失われた20年を経ても、日本企業や日本は変われないのだろうか?フル・グローバリゼーションが進行するなかで、守旧派と戦いながら会社や社会に新たなルールを敷くのは容易でない。しかし、そのための戦略や組織の変革を“実質的に”主導できるのは、課長クラスのミドルリーダーに他ならない。そのために不可欠な「実行力」は若いうちからこそ鍛えられる。全5回でお送りする連載第1弾!

若手・ミドル世代こそ学びたいリーダーシップ

「正しい」改革案であれば、みなが賛同してくれるほど、社会は単純ではない。

 正しい答えを導き出す「知性」や「発想力」とともに、それを実現するための利害調整力、多数派工作力、権力闘争力が必要になる。

 失われた10年は、いつの間にか20年になり、今の課長クラス前後の若手・ミドル世代で、会社や社会の錆びきったルールを変えていかなくてはと焦燥を感じる人は多いだろう。

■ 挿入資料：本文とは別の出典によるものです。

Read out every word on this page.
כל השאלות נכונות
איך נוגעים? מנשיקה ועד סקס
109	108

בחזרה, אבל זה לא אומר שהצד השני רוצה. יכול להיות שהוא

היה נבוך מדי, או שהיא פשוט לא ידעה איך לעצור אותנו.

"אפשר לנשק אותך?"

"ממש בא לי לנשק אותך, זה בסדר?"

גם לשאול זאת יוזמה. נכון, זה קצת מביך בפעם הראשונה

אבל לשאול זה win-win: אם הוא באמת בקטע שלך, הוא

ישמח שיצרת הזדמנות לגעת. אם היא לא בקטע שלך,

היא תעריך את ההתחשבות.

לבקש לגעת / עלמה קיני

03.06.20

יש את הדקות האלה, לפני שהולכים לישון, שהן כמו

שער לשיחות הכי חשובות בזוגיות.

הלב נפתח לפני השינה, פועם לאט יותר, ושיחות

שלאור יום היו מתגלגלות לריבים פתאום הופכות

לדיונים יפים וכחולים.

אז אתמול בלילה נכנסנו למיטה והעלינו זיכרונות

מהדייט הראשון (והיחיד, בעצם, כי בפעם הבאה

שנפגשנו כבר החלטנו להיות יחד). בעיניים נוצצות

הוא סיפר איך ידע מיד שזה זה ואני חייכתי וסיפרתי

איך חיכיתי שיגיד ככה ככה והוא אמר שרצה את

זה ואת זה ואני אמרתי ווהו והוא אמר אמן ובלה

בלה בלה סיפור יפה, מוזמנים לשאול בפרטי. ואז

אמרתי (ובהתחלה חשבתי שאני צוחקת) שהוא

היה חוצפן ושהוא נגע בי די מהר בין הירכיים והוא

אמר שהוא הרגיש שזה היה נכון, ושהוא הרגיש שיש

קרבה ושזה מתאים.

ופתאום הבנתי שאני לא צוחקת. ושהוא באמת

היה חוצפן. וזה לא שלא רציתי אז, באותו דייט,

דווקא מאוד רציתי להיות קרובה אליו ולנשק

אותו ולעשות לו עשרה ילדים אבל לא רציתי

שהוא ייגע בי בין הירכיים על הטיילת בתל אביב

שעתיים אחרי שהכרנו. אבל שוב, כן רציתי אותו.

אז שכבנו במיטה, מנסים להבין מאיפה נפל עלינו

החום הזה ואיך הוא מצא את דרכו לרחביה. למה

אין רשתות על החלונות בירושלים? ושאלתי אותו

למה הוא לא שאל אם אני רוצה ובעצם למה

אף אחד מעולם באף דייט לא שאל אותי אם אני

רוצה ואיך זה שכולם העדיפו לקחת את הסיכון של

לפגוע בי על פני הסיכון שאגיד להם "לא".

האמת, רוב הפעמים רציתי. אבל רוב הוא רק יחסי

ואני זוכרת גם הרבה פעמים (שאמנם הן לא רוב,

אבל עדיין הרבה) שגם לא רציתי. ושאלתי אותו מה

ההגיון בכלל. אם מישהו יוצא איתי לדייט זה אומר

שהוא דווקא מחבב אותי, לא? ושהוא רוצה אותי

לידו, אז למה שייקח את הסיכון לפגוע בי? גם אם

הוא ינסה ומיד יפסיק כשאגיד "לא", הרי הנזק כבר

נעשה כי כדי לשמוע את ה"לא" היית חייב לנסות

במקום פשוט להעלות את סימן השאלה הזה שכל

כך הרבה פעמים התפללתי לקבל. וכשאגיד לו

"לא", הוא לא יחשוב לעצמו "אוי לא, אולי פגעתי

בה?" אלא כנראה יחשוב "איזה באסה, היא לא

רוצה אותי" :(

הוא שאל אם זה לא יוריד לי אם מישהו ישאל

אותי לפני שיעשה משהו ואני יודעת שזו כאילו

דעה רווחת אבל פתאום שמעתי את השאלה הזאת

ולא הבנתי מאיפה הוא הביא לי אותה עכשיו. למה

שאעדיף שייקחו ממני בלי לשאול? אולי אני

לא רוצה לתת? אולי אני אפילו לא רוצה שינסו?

フル・グローバリゼーションが進行するなかで、守旧派と戦いながら新たなルールを敷くには、その「実行力」が不可欠である。

 私は、そうした気概ある若手・ミドル世代に、人間のダークで醜い部分を含め、現実経営で「実行力」となるリアルなリーダーシップ、リーダー力の鍛錬・習得の要諦を伝えたい。

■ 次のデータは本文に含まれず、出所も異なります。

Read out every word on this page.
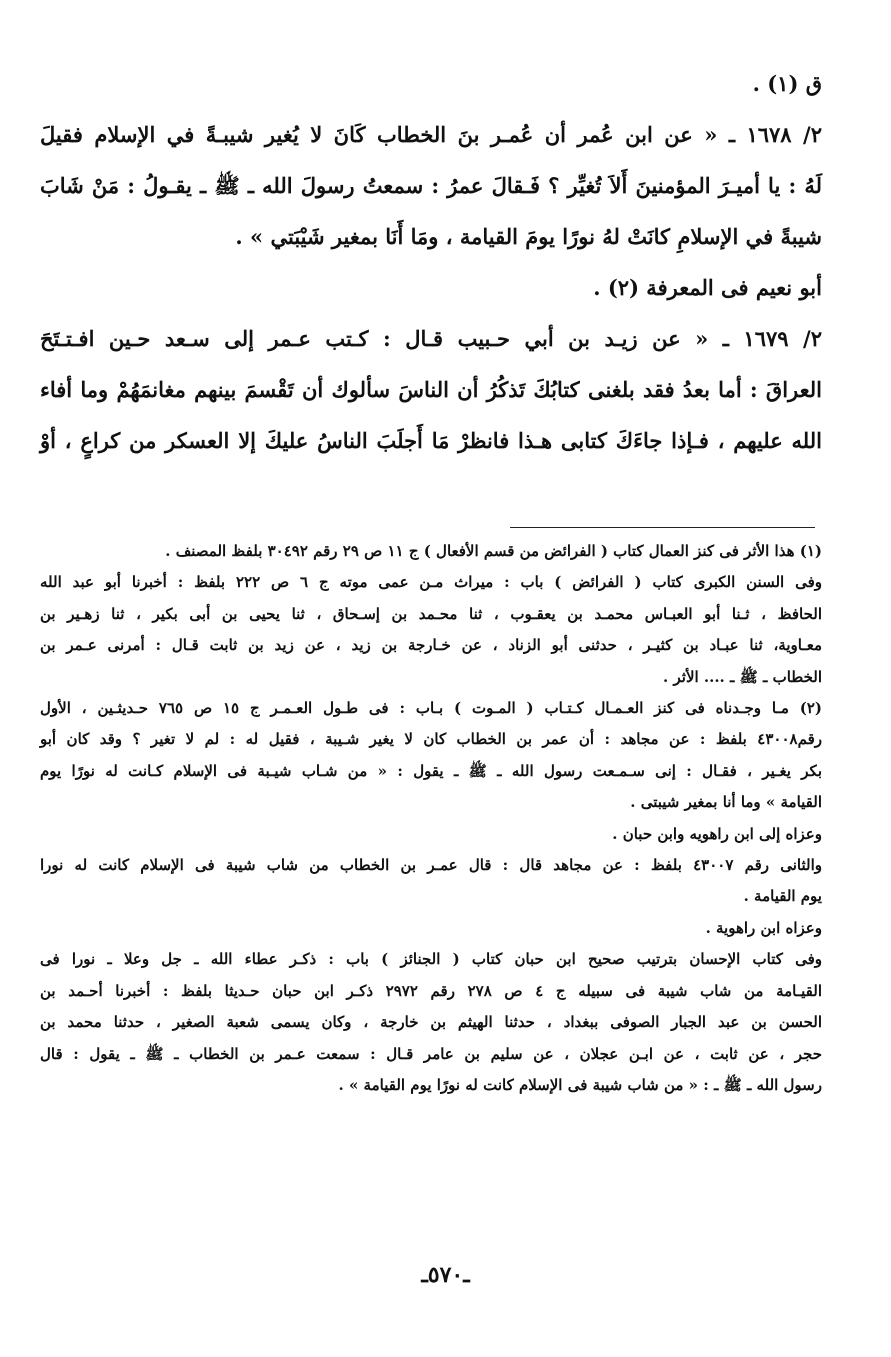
ق (١) .

٢/ ١٦٧٨ ـ « عن ابن عُمر أن عُمـر بنَ الخطاب كَانَ لا يُغير شيبـةً في الإسلام فقيلَ

لَهُ : يا أميـرَ المؤمنينَ أَلاَ تُغيِّر ؟ فَـقالَ عمرُ : سمعتُ رسولَ الله ـ ﷺ ـ يقـولُ : مَنْ شَابَ

شيبةً في الإسلامِ كانَتْ لهُ نورًا يومَ القيامة ، ومَا أَنَا بمغير شَيْبَتي » .

أبو نعيم فى المعرفة (٢) .

٢/ ١٦٧٩ ـ « عن زيـد بن أبي حـبيب قـال : كـتب عـمر إلى سـعد حـين افـتـتَحَ

العراقَ : أما بعدُ فقد بلغنى كتابُكَ تَذكُرُ أن الناسَ سألوك أن تَقْسمَ بينهم مغانمَهُمْ وما أفاء

الله عليهم ، فـإذا جاءَكَ كتابى هـذا فانظرْ مَا أَجلَبَ الناسُ عليكَ إلا العسكر من كراعٍ ، أوْ

(١) هذا الأثر فى كنز العمال كتاب ( الفرائض من قسم الأفعال ) ج ١١ ص ٢٩ رقم ٣٠٤٩٢ بلفظ المصنف .

وفى السنن الكبرى كتاب ( الفرائض ) باب : ميراث مـن عمى موته ج ٦ ص ٢٢٢ بلفظ : أخبرنا أبو عبد الله

الحافظ ، ثـنا أبو العبـاس محمـد بن يعقـوب ، ثنا محـمد بن إسـحاق ، ثنا يحيى بن أبى بكير ، ثنا زهـير بن

معـاوية، ثنا عبـاد بن كثيـر ، حدثنى أبو الزناد ، عن خـارجة بن زيد ، عن زيد بن ثابت قـال : أمرنى عـمر بن

الخطاب ـ ﷺ ـ .... الأثر .

(٢) مـا وجـدناه فى كنز العـمـال كـتـاب ( المـوت ) بـاب : فى طـول العـمـر ج ١٥ ص ٧٦٥ حـديثـين ، الأول

رقم٤٣٠٠٨ بلفظ : عن مجاهد : أن عمر بن الخطاب كان لا يغير شـيبة ، فقيل له : لم لا تغير ؟ وقد كان أبو

بكر يغـير ، فقـال : إنى سـمـعت رسول الله ـ ﷺ ـ يقول : « من شـاب شيـبة فى الإسلام كـانت له نورًا يوم

القيامة » وما أنا بمغير شيبتى .

وعزاه إلى ابن راهويه وابن حبان .

والثانى رقم ٤٣٠٠٧ بلفظ : عن مجاهد قال : قال عمـر بن الخطاب من شاب شيبة فى الإسلام كانت له نورا

يوم القيامة .

وعزاه ابن راهوية .

وفى كتاب الإحسان بترتيب صحيح ابن حبان كتاب ( الجنائز ) باب : ذكـر عطاء الله ـ جل وعلا ـ نورا فى

القيـامة من شاب شيبة فى سبيله ج ٤ ص ٢٧٨ رقم ٢٩٧٢ ذكـر ابن حبان حـديثا بلفظ : أخبرنا أحـمد بن

الحسن بن عبد الجبار الصوفى ببغداد ، حدثنا الهيثم بن خارجة ، وكان يسمى شعبة الصغير ، حدثنا محمد بن

حجر ، عن ثابت ، عن ابـن عجلان ، عن سليم بن عامر قـال : سمعت عـمر بن الخطاب ـ ﷺ ـ يقول : قال

رسول الله ـ ﷺ ـ : « من شاب شيبة فى الإسلام كانت له نورًا يوم القيامة » .

ـ٥٧٠ـ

 そもそもリーダーシップは、管理職になった後に鍛えるものではない。若い課長クラスのうちから、自分が社長のつもりで決断し、実行するスキルを磨くべきなのだ。それも、リアルにタフな状況において。若いときほど、失敗のコストは小さく、同時に、失敗からの学習能力は高い

 そこそこの会社で課長クラスが決断できることなんて、たかが知れているじゃないか。そう思う人もいるかもしれない。

 ただし、よく考えてもらいたい。実は課長クラスこそが、戦略や組織の変革を“実質的に”主導するキーなのである。